THE CALCULATION METHOD OF FLYWHEEL MOMENT OFINERTIA OF CRANE MECHANISM

The origin and substance of the tlywheel moment calculation method of inertia mo ment of crane mechanism are set forth comprehensively and systematically in this paper, that is, the nucleus or the focus ofmoment of inertia calculation is the problem of calculating convertible tlywheelmoment. It is much better for the calculation of flywheel moment of loading move mass of lifting, traveling and rotating mechanism using the low of conservation of energy, the theorem of kinetic energyfor that of radius - changing mechanism, and the law of conservation of energy for that of all parts of gearing mechanism.

The b value spectrum and η value by the moment method

The earthquake size distribution is generally considered to obey the Gutenberg Richter (GR) law. We have introduced the concept of the b value spectrum based on the moment method to investigate the deviation of the actual magnitude distribution of earthquakes from this law. This enables us to describe characteristic features of the magnitude frequency distribution of earthquakes. We found also a simple relation between the η value and the b value spectrum. Analysis using this scheme showed that the actual size distributions of earthquakes have large variations from case to case and sometimes deviate considerably from the widely assumed the GR formula.

THE MOMENT METHOD ON RESONANT QUADRIFILAR HELICAL ANTENNAS

An efficient measure is taken to rearrange Nakano’s kernels of integral equationsfor an antenna system composed of arbitrarily bent wires.By means of the moment method,great efforts are made to analyze and compute the circularly polarized patterns,directivity,axialratio,front-to-back ratio and beam-shaping characteristics of resonant quadrifilar helical antennasas well as the feeding technique and the effect of an electrically large conducting body on theperformance of the antennas.

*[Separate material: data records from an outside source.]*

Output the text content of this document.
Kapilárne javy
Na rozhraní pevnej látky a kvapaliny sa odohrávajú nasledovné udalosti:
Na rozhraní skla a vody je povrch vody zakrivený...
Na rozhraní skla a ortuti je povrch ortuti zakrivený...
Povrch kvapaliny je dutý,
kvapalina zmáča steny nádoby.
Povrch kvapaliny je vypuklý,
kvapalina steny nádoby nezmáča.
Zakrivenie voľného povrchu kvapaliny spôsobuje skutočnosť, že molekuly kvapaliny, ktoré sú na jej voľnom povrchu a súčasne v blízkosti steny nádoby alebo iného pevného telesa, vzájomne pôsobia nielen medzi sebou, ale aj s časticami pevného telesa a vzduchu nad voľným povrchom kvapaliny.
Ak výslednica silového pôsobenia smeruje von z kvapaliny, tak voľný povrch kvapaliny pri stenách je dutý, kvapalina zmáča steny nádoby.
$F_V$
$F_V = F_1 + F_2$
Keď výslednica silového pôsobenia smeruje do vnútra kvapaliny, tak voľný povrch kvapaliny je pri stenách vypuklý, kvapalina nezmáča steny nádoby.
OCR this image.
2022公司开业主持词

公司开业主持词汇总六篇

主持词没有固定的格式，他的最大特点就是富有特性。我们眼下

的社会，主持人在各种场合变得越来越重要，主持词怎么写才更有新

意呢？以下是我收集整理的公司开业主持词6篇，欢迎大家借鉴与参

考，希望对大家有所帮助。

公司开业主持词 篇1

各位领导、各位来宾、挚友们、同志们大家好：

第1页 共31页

The moment-method form of Pocklington's integral equation above ground

Pocklington’s integral equation is presented for analysis of current distributions on wire antenna above ground. Sommerfeld type integrals, the kernel functions of the integral equation, can be approximately expressed as the elementary functions using the Fresnel plane wave reflection coefficients method; and the Pocklington’s integral equation will be rearranged into a linear equation with solution easily obtained by using the method of moments, when the sinusoidal sub domain expansion is chosen to express the current distributions.